Без сглотнул и, чувствуя, как стекает по спине струйка холодного пота, кивнул:
— Все в порядке, хватает. Я… — Кашлянул. — Я сделал запись убийства. Как вы говорили… и свидетели есть. Для суда вполне…
— Вот и замечательно. — Щеглов растянул губы в вежливой улыбке. — Будем считать, что дело закрыто.
— Надень ожерелье, красавица! — щедро предложил Митроха. — Клянусь, оно тебе пойдет.
— Какая прелесть!
Обнаженная Лика вскочила с кровати, схватила украшение, чмокнула канторщика в щеку и направилась к зеркалу.
— Мит, помоги застегнуть.
— С удовольствием.
Бобры пристроился сзади. Послышалось негромкое хихиканье женщины.
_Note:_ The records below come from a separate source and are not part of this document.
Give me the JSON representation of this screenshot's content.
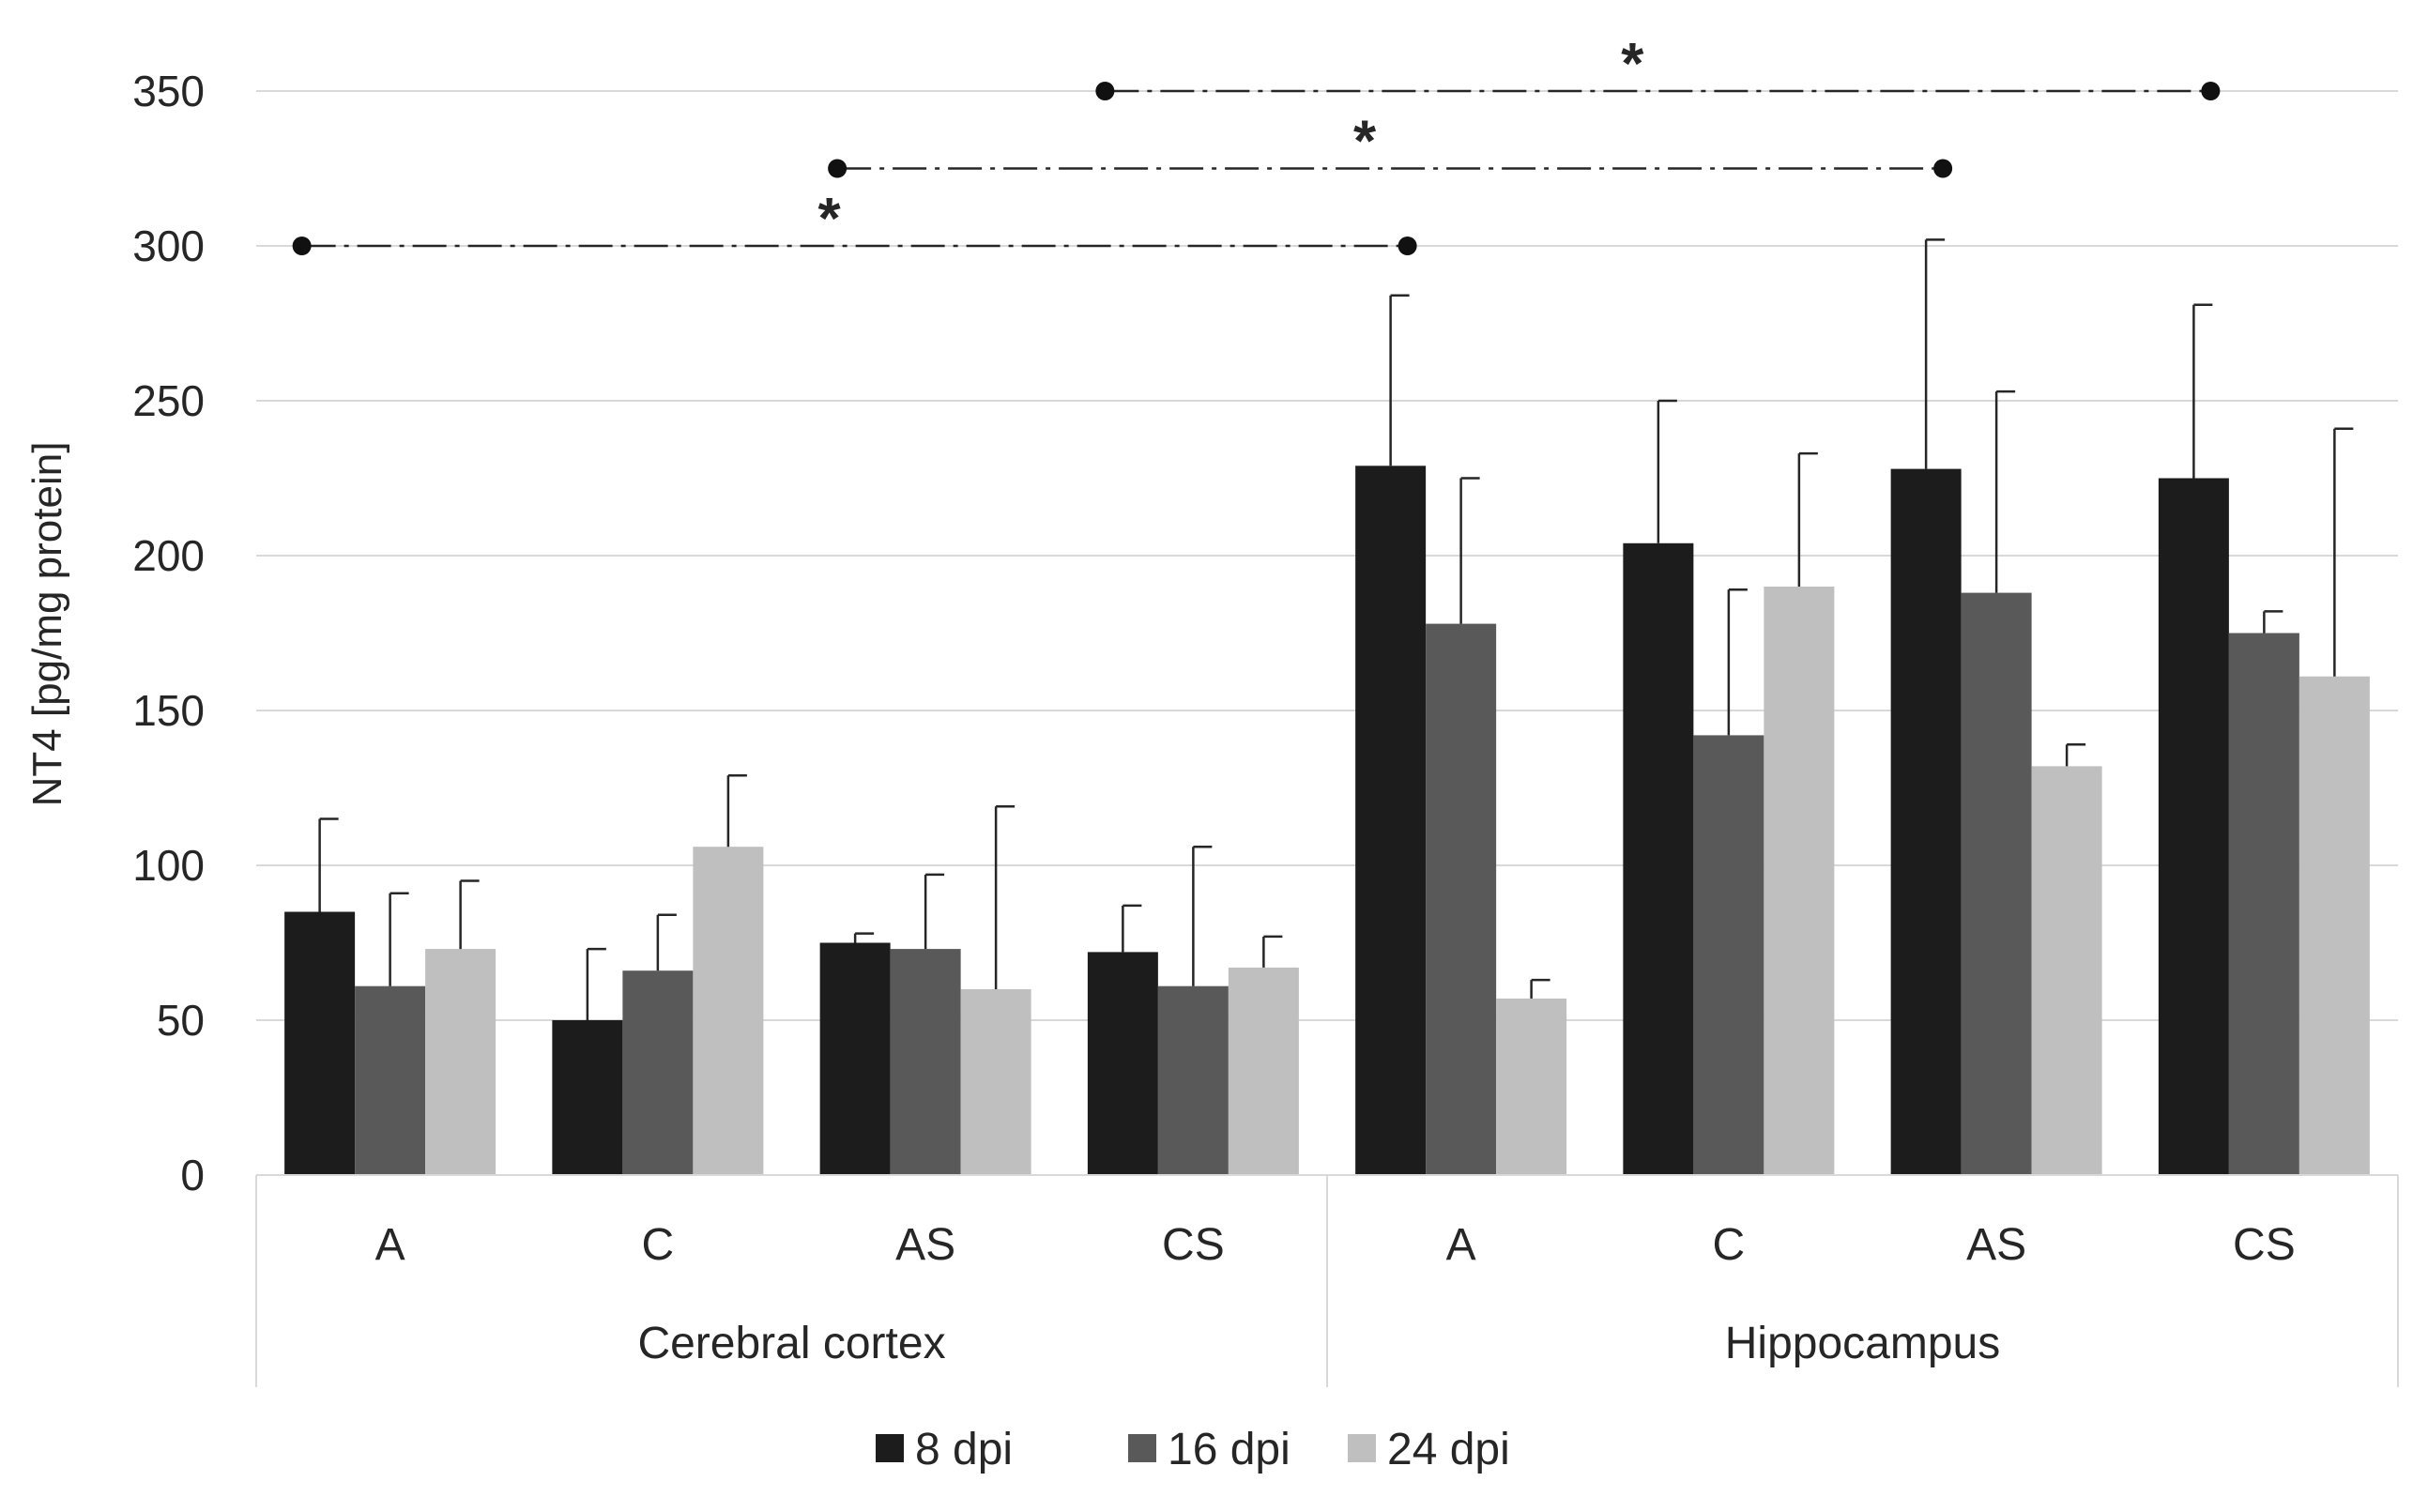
{
  "chart_data": {
    "type": "bar",
    "title": "",
    "xlabel": "",
    "ylabel": "NT4  [pg/mg protein]",
    "ylim": [
      0,
      350
    ],
    "yticks": [
      0,
      50,
      100,
      150,
      200,
      250,
      300,
      350
    ],
    "grid": true,
    "legend_position": "bottom",
    "groups": [
      {
        "label": "Cerebral cortex",
        "categories": [
          "A",
          "C",
          "AS",
          "CS"
        ]
      },
      {
        "label": "Hippocampus",
        "categories": [
          "A",
          "C",
          "AS",
          "CS"
        ]
      }
    ],
    "series": [
      {
        "name": "8 dpi",
        "color": "#1c1c1c",
        "values": [
          85,
          50,
          75,
          72,
          229,
          204,
          228,
          225
        ],
        "errors": [
          30,
          23,
          3,
          15,
          55,
          46,
          74,
          56
        ]
      },
      {
        "name": "16 dpi",
        "color": "#595959",
        "values": [
          61,
          66,
          73,
          61,
          178,
          142,
          188,
          175
        ],
        "errors": [
          30,
          18,
          24,
          45,
          47,
          47,
          65,
          7
        ]
      },
      {
        "name": "24 dpi",
        "color": "#bfbfbf",
        "values": [
          73,
          106,
          60,
          67,
          57,
          190,
          132,
          161
        ],
        "errors": [
          22,
          23,
          59,
          10,
          6,
          43,
          7,
          80
        ]
      }
    ],
    "significance": [
      {
        "from_index": 0,
        "to_index": 4,
        "y": 300,
        "label": "*"
      },
      {
        "from_index": 2,
        "to_index": 6,
        "y": 325,
        "label": "*"
      },
      {
        "from_index": 3,
        "to_index": 7,
        "y": 350,
        "label": "*"
      }
    ]
  }
}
Сидящий в кресле Хосе кисло поморщился.
Происходящее раздражало испанца. Его приняли не в гостиной, а в спальне. Причем если небритый канторщик все-таки соизволил прикрыть чресла, натянув шаровары, то Лика демонстративно осталась голой. Не стесняясь, трясла полными грудями и вертела задницей. Хороша супруга, нечего сказать. И ее воркование…
— Дорогой, это настоящие изумруды?
— Разумеется, — подтвердил Митроха.
— И сертификат от ювелирной фирмы есть? — поинтересовался Хосе.
Вопрос остался без ответа.
— Мне кажется, это старинная работа.
— Двадцатый век, милая.
— Осталось от бабушки? — съехидничал испанец.
— Ты мою бабушку не тронь, — рекомендательным тоном произнес Бобры. — Я ее помню — святая женщина.
— Я просто так спросил. Из интереса.
— Просто так в Анклавах даже кошки не родятся, понял? Только за деньги.